On the other hand, Koh adds that law is enforced through a transnational legal process of institutional interaction, interpretation of legal norms, and attempts to internalize those norms into domestic legal systems (Koh, 1999). Additionally, he adds that law is a result of coincidence, conformity, compliance, and obedience. It is coincidental how people in a country might follow a certain path as others follow another. Through the legalization of law, conformity is realized as people adapt but are not obliged to do so at all times (Koh, 1999). Compliance with the law is experienced when rewards are offered to those who conform to the law. Obedience is when people develop a notion to adopt a behavior that is prescribed by the rule because they have internalized that rule.

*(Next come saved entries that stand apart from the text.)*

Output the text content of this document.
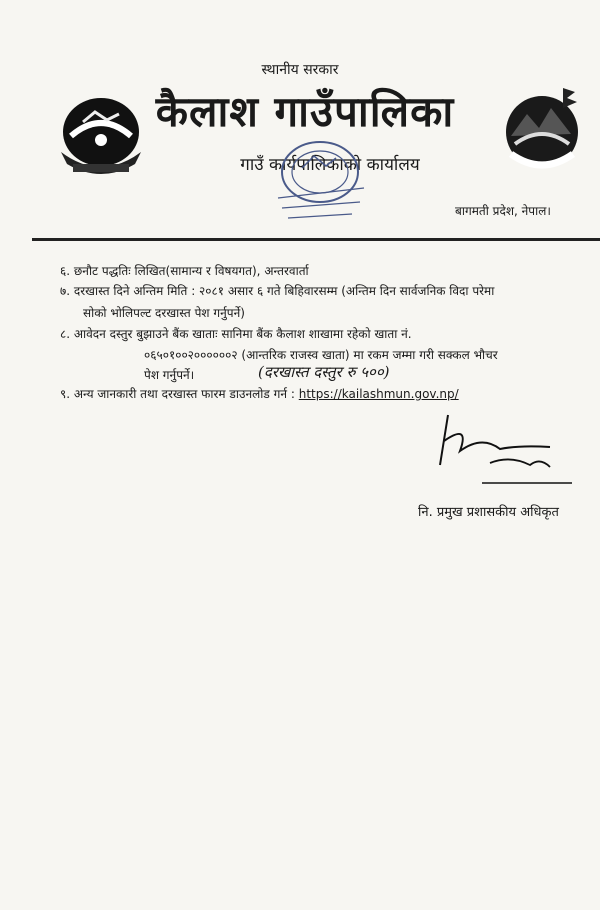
स्थानीय सरकार
कैलाश गाउँपालिका
गाउँ कार्यपालिकाको कार्यालय
बागमती प्रदेश, नेपाल।
६. छनौट पद्धतिः लिखित(सामान्य र विषयगत), अन्तरवार्ता
७. दरखास्त दिने अन्तिम मिति : २०८१ असार ६ गते बिहिवारसम्म (अन्तिम दिन सार्वजनिक विदा परेमा
सोको भोलिपल्ट दरखास्त पेश गर्नुपर्ने)
८. आवेदन दस्तुर बुझाउने बैंक खाताः सानिमा बैंक कैलाश शाखामा रहेको खाता नं.
०६५०१००२००००००२ (आन्तरिक राजस्व खाता) मा रकम जम्मा गरी सक्कल भौचर
पेश गर्नुपर्ने।	(दरखास्त दस्तुर रु ५००)
९. अन्य जानकारी तथा दरखास्त फारम डाउनलोड गर्न : https://kailashmun.gov.np/
नि. प्रमुख प्रशासकीय अधिकृत
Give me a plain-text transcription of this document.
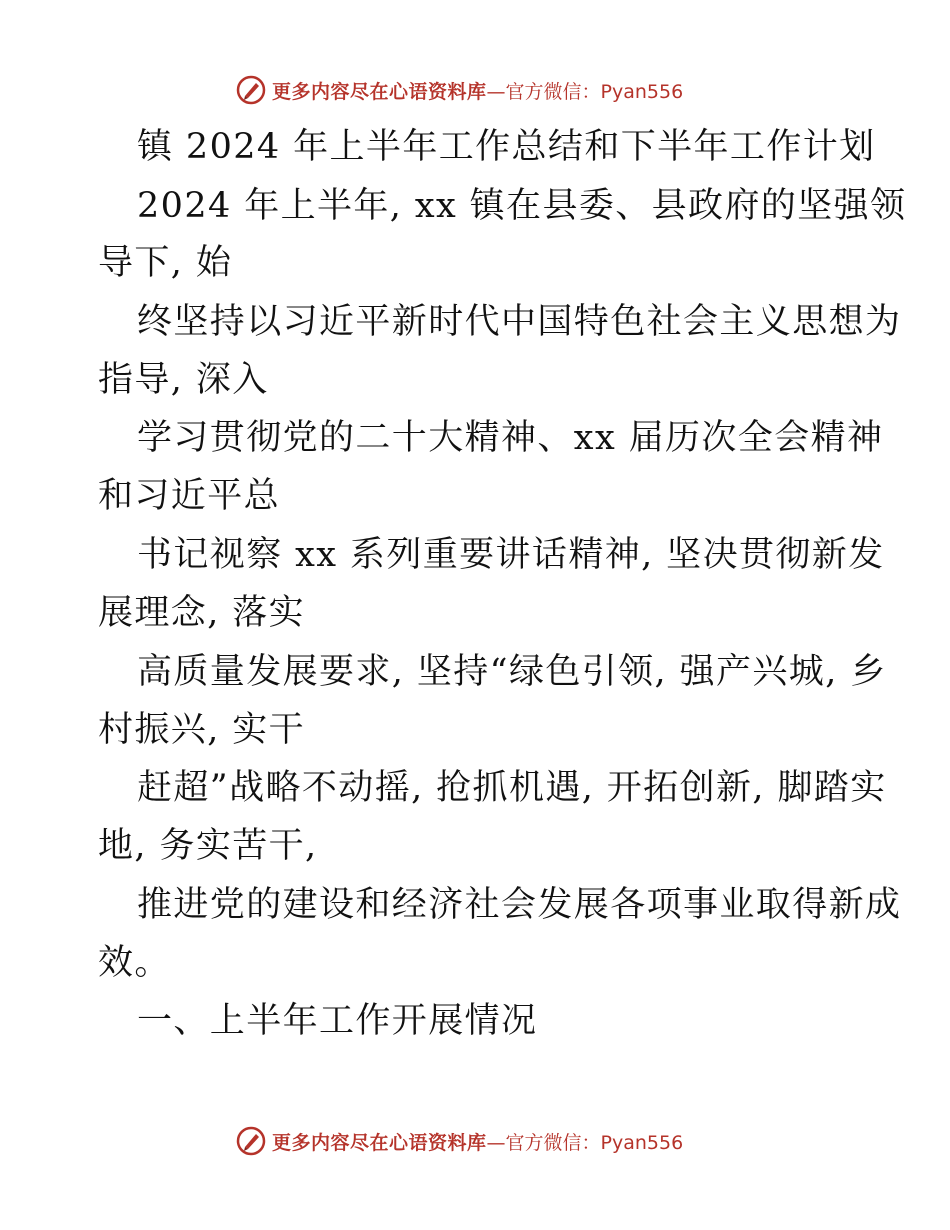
更多内容尽在心语资料库 —官方微信：Pyan556
镇 2024 年上半年工作总结和下半年工作计划
2024 年上半年, xx 镇在县委、县政府的坚强领
导下, 始
终坚持以习近平新时代中国特色社会主义思想为
指导, 深入
学习贯彻党的二十大精神、xx 届历次全会精神
和习近平总
书记视察 xx 系列重要讲话精神, 坚决贯彻新发
展理念, 落实
高质量发展要求, 坚持“绿色引领, 强产兴城, 乡
村振兴, 实干
赶超”战略不动摇, 抢抓机遇, 开拓创新, 脚踏实
地, 务实苦干,
推进党的建设和经济社会发展各项事业取得新成
效。
一、上半年工作开展情况
更多内容尽在心语资料库 —官方微信：Pyan556
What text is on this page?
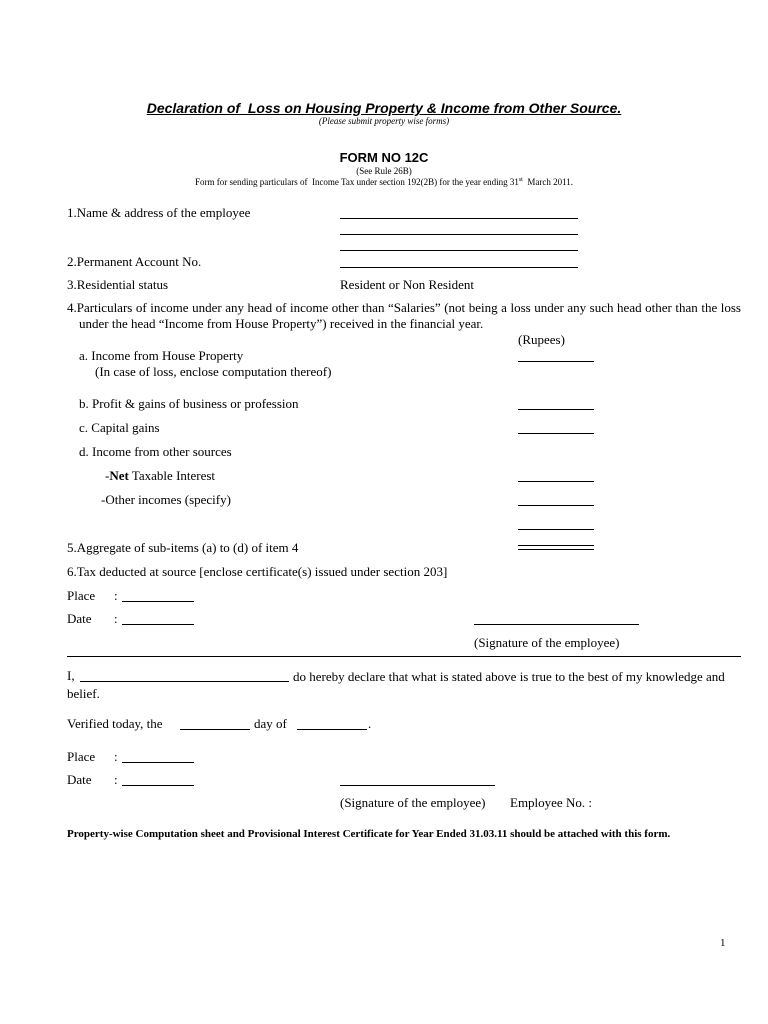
Declaration of  Loss on Housing Property & Income from Other Source.
(Please submit property wise forms)
FORM NO 12C
(See Rule 26B)
Form for sending particulars of  Income Tax under section 192(2B) for the year ending 31st  March 2011.
1.Name & address of the employee
2.Permanent Account No.
3.Residential status	Resident or Non Resident
4.Particulars of income under any head of income other than “Salaries” (not being a loss under any such head other than the loss under the head “Income from House Property”) received in the financial year.
(Rupees)
a. Income from House Property
(In case of loss, enclose computation thereof)
b. Profit & gains of business or profession
c. Capital gains
d. Income from other sources
-Net Taxable Interest
-Other incomes (specify)
5.Aggregate of sub-items (a) to (d) of item 4
6.Tax deducted at source [enclose certificate(s) issued under section 203]
Place :
Date :
(Signature of the employee)
I,	do hereby declare that what is stated above is true to the best of my knowledge and belief.
Verified today, the	day of	.
Place :
Date :
(Signature of the employee) Employee No. :
Property-wise Computation sheet and Provisional Interest Certificate for Year Ended 31.03.11 should be attached with this form.
1
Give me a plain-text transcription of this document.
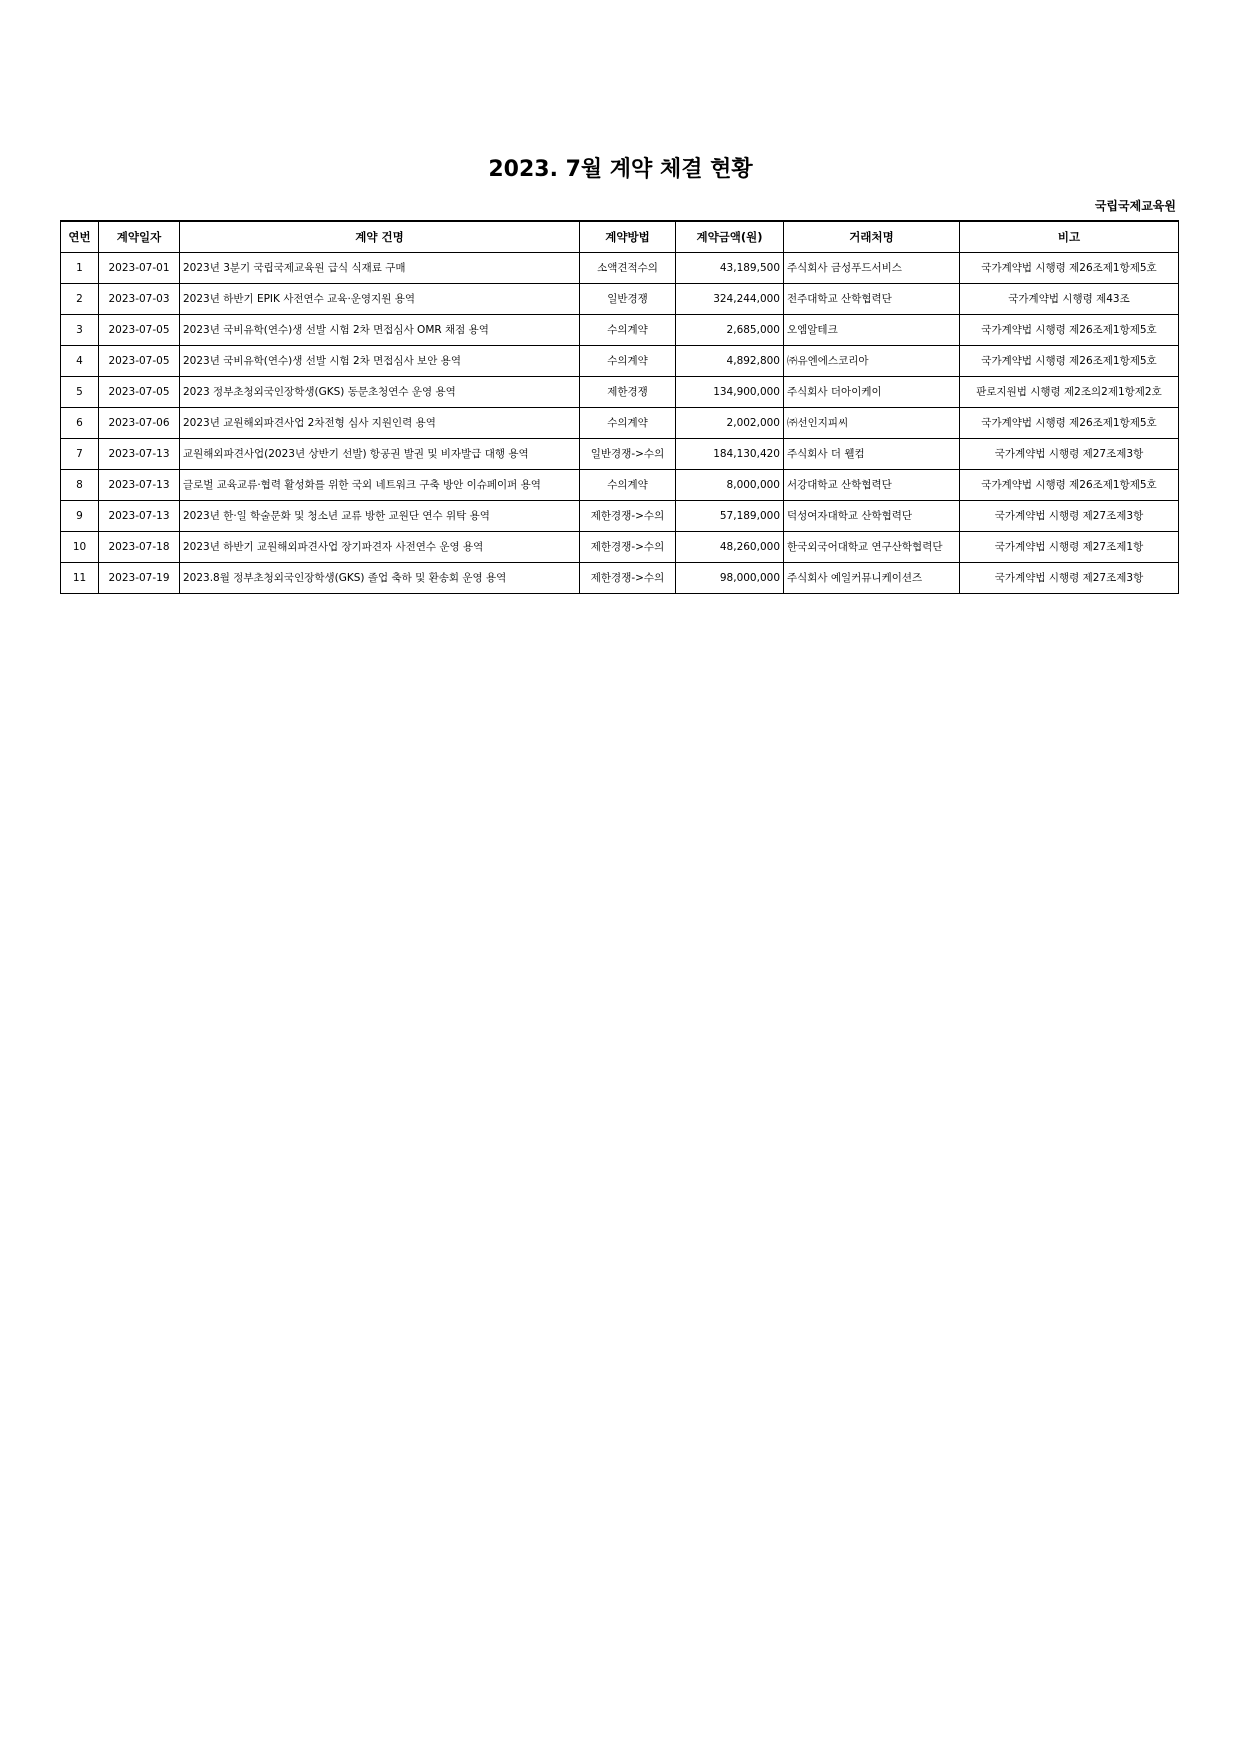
2023. 7월 계약 체결 현황
국립국제교육원
연번	계약일자	계약 건명	계약방법	계약금액(원)	거래처명	비고
1	2023-07-01	2023년 3분기 국립국제교육원 급식 식재료 구매	소액견적수의	43,189,500	주식회사 금성푸드서비스	국가계약법 시행령 제26조제1항제5호
2	2023-07-03	2023년 하반기 EPIK 사전연수 교육·운영지원 용역	일반경쟁	324,244,000	전주대학교 산학협력단	국가계약법 시행령 제43조
3	2023-07-05	2023년 국비유학(연수)생 선발 시험 2차 면접심사 OMR 채점 용역	수의계약	2,685,000	오엠알테크	국가계약법 시행령 제26조제1항제5호
4	2023-07-05	2023년 국비유학(연수)생 선발 시험 2차 면접심사 보안 용역	수의계약	4,892,800	㈜유엔에스코리아	국가계약법 시행령 제26조제1항제5호
5	2023-07-05	2023 정부초청외국인장학생(GKS) 동문초청연수 운영 용역	제한경쟁	134,900,000	주식회사 더아이케이	판로지원법 시행령 제2조의2제1항제2호
6	2023-07-06	2023년 교원해외파견사업 2차전형 심사 지원인력 용역	수의계약	2,002,000	㈜선인지피씨	국가계약법 시행령 제26조제1항제5호
7	2023-07-13	교원해외파견사업(2023년 상반기 선발) 항공권 발권 및 비자발급 대행 용역	일반경쟁->수의	184,130,420	주식회사 더 웰컴	국가계약법 시행령 제27조제3항
8	2023-07-13	글로벌 교육교류·협력 활성화를 위한 국외 네트워크 구축 방안 이슈페이퍼 용역	수의계약	8,000,000	서강대학교 산학협력단	국가계약법 시행령 제26조제1항제5호
9	2023-07-13	2023년 한·일 학술문화 및 청소년 교류 방한 교원단 연수 위탁 용역	제한경쟁->수의	57,189,000	덕성여자대학교 산학협력단	국가계약법 시행령 제27조제3항
10	2023-07-18	2023년 하반기 교원해외파견사업 장기파견자 사전연수 운영 용역	제한경쟁->수의	48,260,000	한국외국어대학교 연구산학협력단	국가계약법 시행령 제27조제1항
11	2023-07-19	2023.8월 정부초청외국인장학생(GKS) 졸업 축하 및 환송회 운영 용역	제한경쟁->수의	98,000,000	주식회사 예일커뮤니케이션즈	국가계약법 시행령 제27조제3항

In a nutshell, human rights projects benefit a lot from law and some cultural practices that are accepted universally. Culture supports human rights through its pillars of nature, equality, and universality. It also subjects to criticism, controversies, and its contentious. Law is important in that it acts with authority, and it is not affected, not self-interests. Therefore, the legalization of human rights is affected by coincidence, conformity, compliance, and obedience.

References
Donnelly, J. (2016). The virtues of legalization.
Hunt, L. (n.d.). Inventing Human Rights.
Koh, H.H. (1999). How Is International Human Rights Law Enforced? Indiana Law Journal.
Nash, K. (2012). Human Rights, Movements and Law: On Not Researching Legitimacy. Goldsmiths University, UK. Sage Pub.